When you face criminal charges, you will either go to a state court or a federal court. It depends on the criminal charges as to which court will hear your case. If you face federal charges, your case will involve a federal prosecutor and take place in federal court. You must go through the federal court system for anything involving your case, which includes an appeal.
According to the United States Department of Justice, you may appeal a criminal conviction if you have been wrongfully convicted. However, when appealing a case, the Court of Appeals does not conduct a new trial. Instead, you must prove that there was a mistake or issue in your original trial that makes it invalid. Appeals require that you or your counsel successfully argue that a mistake of law was made by the District Court which entitles you to relief on appeal.
If you want to appeal your case, you will have to do so through the Court of Appeals.

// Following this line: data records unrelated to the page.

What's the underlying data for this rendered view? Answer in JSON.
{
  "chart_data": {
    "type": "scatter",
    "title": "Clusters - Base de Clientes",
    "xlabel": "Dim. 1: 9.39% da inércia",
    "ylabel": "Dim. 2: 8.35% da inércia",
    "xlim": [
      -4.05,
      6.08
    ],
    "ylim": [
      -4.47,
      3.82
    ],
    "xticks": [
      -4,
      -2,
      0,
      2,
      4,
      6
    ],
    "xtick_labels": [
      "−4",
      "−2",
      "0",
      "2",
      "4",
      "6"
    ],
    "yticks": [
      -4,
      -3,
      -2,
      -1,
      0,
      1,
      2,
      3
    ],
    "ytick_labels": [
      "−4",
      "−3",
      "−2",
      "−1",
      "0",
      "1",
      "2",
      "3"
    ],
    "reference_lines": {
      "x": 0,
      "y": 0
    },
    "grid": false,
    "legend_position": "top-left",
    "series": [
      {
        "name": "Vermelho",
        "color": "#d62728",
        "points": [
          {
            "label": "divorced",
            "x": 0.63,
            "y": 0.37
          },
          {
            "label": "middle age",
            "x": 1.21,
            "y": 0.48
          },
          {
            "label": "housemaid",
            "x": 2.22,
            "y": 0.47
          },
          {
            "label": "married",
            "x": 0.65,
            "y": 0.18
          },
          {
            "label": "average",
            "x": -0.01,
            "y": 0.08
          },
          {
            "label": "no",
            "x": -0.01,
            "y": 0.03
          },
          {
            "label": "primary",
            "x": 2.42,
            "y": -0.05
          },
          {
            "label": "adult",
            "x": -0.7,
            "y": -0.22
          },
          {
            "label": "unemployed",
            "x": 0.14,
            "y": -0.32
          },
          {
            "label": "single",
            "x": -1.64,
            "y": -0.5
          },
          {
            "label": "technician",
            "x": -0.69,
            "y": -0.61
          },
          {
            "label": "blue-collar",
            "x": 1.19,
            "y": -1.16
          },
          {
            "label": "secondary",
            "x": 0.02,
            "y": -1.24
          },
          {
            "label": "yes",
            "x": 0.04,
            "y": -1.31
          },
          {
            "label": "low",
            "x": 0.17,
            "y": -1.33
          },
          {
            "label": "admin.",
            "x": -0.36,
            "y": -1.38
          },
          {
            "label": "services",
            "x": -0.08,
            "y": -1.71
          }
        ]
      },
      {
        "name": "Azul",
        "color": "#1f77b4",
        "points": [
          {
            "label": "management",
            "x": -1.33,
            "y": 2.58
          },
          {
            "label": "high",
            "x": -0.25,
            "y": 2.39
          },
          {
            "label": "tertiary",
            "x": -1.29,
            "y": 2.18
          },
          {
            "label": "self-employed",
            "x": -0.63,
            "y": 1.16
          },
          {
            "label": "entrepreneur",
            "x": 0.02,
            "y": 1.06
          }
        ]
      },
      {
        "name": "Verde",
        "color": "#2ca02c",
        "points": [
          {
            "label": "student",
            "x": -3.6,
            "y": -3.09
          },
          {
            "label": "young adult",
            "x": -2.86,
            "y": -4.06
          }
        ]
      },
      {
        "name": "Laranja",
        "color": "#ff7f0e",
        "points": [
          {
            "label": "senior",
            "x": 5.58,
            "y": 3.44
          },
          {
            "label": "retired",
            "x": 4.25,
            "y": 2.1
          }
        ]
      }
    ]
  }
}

If you do not agree with the decision of the appeals court, your only other option is to take your case to the U.S. Supreme Court. The Supreme Court only hears a small fraction of cases, and the court, typically, limits itself to hearing cases which have broad implications. The Supreme Court does not have an obligation to hear all appeals.
An appeal to the Court of Appeals may end with the court sending your case back to the lower court for a new trial. The Court may also reverse the ruling of a lower court or change your sentence. If the court upholds the lower court’s ruling, it means that it agrees with the lower court, and nothing about your case or sentence will change.